During Wednesday's earnings call, Crane touted the "strong" performance of the company's nuclear fleet, but the press release announcing the pending split of the company reported that "the company will retire uneconomic assets that negatively affect its ability to provide a reliable source of clean power."
Exelon Chief Financial Officer Joe Nigro also touted the renewable energy holdings that will be transferred to SpinCo, which Nigro said will produce one of every 9 MW of carbon-free electricity in the U.S. when it splits from Exelon.
"SpinCo is and will be the leading clean energy producer in the United States," he said. "It does not own coal-fired generation and 90% of its output is emissions free."
While SpinCo will "continue to be a leading advocate for clean energy policies aimed at preserving and growing clean energy to combat the climate crisis," Nigro said, RemainCo plans to invest $27 billion over the next four years to address customer needs and grow the company's rate base to $15 billion by 2024.
The announcement has created some uncertainty in Illinois, where the Citizens Utility Board and other advocates hope nuclear power plants operated in that state by Exelon will contribute to a clean energy transition.

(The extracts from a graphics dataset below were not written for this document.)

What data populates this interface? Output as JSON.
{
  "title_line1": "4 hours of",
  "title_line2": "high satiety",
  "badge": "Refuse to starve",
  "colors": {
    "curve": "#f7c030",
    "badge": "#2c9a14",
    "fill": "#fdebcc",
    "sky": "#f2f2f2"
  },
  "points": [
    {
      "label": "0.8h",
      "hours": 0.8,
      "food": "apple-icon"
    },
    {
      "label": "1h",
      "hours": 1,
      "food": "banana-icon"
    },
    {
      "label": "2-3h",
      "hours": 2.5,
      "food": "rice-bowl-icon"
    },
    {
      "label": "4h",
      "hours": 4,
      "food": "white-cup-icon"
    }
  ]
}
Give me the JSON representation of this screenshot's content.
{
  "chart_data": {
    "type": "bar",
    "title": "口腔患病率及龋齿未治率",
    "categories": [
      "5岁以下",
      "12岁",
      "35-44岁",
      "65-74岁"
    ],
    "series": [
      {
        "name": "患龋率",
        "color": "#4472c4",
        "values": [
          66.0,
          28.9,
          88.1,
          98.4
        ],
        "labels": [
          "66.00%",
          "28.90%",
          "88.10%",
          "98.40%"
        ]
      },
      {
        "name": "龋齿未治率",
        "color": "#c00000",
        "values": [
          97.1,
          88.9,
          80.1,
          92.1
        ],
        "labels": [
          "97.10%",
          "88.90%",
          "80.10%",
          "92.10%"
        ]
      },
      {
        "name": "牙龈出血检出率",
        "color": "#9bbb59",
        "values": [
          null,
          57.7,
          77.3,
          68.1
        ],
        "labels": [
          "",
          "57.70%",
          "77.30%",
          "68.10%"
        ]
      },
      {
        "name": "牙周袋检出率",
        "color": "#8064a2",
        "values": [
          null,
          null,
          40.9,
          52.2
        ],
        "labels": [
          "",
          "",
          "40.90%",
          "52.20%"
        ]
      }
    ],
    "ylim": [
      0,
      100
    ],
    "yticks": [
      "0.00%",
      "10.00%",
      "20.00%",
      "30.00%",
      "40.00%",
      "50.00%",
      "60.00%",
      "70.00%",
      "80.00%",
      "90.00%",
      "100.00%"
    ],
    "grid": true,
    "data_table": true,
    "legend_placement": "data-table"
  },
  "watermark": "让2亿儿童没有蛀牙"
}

However, David Kolata, executive director of the Citizens Utility Board, said he remained hopeful that Illinois will pass new clean energy legislation and that the division of Exelon will in the long term help to protect ratepayers by eliminating conflicts of interest.
Crane also noted the impact of last week's events in Texas on the company, noting that several of the company's plants in Texas experienced "operational issues" and went offline as a result of extreme weather. Crane anticipated a financial impact of $750-950 million as a result, though he said a lag in available data from ERCOT and the Public Utility Commission of Texas means that Exelon will need to refine these estimates as more details become available.